Turning Point 1884

From our hyper-technological 21st-century viewpoint, it may be hard to believe it wasn’t always easy to know the time of day—or even where, exactly, we stood on the planet. But such an era wasn’t that long ago.

C.H. McLeod (flanked by students circa 1880) dedicated himself to the quiet study of astronomical data.  As the longstanding superintendant of the McGill Observatory, he used his vast volume of readings to reconfigure the longitudinal readings of Canada.
C.H. McLeod (flanked by students circa 1880) dedicated himself to the quiet study of astronomical data. As the longstanding superintendant of the McGill Observatory, he used his vast volume of readings to reconfigure the longitudinal readings of Canada.

Starting in the 1840s, Dr. Charles Smallwood diligently recorded weather and astronomical observations from his home near Montreal. In 1863, the physician, by then an honorary McGill professor of meteorology, moved his pioneering weather forecasting efforts to a new stone tower beside McGill’s Arts Building. The aging Smallwood soon recruited his student C.H. McLeod to assist him with his studies. In 1874, one year after Smallwood’s death, the McGill Observatory was raised to the status of the nation’s “chief station,” telegraphing weather reports every three hours to the new Canadian Meteorological Service in Toronto.

Following his mentor’s weather methodology, McLeod began combining telegraph communications with astronomical observations, made using a seven-foot telescope, to calculate McGill’s longitude relative to the continental reference point, Harvard College. Using an 1892 follow-up reading relative to the zero meridian at Greenwich, England, McLeod revised the longitude figure for Harvard—and, as a result, more accurately positioned every city, town, hamlet and farm in North America.

But McLeod didn’t just tell Canadians where they were—he told them when, too. Following an international agreement at the 1884 Meridian Conference in Washington, D.C., to adopt a system of 24 global time zones, Canadians began setting their watches to McGill time. The McGill Observatory sent the official time signal by telegraph to railways and harbours nationwide and to such far-flung locales as Bermuda, Jamaica, the Azores and even some South Pacific islands. McLeod served as superintendent of the Observatory until his death in 1917, and the time-telling practice continued until radio technology made it obsolete in 1926.

The McGill Observatory was demolished in its centenary year, 1963, to make way for the Leacock Building, needed to accommodate the influx of baby boomers.
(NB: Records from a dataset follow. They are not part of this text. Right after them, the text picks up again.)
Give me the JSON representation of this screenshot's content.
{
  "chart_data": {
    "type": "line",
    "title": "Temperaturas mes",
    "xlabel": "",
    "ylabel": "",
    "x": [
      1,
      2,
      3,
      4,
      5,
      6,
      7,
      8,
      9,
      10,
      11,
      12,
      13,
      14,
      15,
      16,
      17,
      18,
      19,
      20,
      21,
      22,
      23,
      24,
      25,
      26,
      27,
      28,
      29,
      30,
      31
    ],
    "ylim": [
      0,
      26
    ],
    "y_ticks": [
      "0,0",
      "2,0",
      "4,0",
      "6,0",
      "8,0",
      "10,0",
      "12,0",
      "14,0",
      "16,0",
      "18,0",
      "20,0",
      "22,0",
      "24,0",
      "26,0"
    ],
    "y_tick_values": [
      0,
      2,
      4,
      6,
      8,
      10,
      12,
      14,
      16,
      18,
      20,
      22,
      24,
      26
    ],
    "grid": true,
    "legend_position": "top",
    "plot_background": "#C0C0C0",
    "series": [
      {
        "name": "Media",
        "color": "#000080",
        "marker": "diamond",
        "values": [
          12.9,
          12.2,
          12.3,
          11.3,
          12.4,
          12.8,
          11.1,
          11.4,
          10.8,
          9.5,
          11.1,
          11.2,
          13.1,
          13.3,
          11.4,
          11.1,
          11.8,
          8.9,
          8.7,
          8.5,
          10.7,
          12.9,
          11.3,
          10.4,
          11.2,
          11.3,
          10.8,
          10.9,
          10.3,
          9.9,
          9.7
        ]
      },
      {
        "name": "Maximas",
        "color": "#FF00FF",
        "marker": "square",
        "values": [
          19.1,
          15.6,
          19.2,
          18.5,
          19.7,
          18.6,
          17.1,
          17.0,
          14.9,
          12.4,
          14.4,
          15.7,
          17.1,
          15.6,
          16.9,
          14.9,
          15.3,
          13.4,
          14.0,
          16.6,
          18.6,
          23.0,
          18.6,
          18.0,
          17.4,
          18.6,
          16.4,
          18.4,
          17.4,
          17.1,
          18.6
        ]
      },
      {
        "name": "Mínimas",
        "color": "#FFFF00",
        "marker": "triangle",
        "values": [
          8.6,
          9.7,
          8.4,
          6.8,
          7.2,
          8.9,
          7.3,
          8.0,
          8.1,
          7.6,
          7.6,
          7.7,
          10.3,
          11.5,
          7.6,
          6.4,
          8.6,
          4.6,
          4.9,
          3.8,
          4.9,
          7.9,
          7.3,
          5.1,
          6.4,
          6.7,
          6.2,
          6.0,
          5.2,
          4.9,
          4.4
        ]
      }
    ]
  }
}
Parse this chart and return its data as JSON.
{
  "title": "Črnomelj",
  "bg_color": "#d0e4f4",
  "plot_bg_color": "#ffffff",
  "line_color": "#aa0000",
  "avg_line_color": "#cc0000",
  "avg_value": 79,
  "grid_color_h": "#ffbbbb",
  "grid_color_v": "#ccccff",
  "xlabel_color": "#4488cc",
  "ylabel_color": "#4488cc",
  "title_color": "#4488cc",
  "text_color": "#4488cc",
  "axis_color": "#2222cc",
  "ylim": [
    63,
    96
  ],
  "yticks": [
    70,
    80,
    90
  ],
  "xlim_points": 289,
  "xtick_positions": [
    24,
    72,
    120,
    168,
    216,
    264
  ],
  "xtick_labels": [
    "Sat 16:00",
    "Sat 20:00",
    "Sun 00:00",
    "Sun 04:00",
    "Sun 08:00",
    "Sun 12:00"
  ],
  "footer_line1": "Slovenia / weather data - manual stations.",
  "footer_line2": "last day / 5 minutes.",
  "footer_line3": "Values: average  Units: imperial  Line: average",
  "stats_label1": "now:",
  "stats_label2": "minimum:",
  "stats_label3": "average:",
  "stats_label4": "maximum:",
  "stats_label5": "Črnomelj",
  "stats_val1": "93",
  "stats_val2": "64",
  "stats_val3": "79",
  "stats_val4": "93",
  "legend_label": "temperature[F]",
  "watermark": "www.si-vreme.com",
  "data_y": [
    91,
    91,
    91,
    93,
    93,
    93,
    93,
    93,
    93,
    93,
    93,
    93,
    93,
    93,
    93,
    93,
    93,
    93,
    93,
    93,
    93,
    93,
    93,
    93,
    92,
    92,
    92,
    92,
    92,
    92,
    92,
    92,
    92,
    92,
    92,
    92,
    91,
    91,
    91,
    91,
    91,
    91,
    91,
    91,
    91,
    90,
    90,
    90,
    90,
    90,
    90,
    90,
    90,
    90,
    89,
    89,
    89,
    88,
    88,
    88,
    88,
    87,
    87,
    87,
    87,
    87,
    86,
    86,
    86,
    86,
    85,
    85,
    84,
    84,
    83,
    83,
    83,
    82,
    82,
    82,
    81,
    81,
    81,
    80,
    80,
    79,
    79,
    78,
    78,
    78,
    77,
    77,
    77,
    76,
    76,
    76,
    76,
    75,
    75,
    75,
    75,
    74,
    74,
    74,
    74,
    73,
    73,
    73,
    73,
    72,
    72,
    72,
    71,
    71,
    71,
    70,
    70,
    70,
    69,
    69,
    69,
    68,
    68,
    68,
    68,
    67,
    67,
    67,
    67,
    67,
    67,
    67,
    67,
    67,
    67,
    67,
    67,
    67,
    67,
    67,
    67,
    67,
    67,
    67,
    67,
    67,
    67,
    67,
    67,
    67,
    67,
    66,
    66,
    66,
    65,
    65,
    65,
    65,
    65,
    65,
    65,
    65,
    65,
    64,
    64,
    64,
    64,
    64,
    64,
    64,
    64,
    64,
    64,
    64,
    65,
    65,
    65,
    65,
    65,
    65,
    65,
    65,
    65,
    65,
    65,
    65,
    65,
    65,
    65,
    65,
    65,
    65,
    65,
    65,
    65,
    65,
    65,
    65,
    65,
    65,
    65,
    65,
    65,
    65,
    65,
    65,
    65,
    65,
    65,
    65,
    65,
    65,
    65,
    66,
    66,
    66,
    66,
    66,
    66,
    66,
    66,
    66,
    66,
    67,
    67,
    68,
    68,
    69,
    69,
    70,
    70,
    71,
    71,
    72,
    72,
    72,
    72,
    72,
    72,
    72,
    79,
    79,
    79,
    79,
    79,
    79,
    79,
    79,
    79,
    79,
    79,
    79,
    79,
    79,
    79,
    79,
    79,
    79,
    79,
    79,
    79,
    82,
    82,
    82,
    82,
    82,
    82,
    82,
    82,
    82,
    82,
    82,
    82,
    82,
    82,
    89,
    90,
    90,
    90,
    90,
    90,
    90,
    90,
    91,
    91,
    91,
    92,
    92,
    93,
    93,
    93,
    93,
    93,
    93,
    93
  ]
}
The Observatory’s legacy, however, lives on. For Barry Turner, a McGill doctoral alumnus who is now Senior Meteorologist at the Montreal engineering firm GENIVAR, Smallwood and McLeod’s greatest achievement is building a body of regular and dependable readings in a time when such data was often patchy. “It’s not flashy. It’s not glamorous,” says Turner. “But it’s one of those quiet, crucial things.”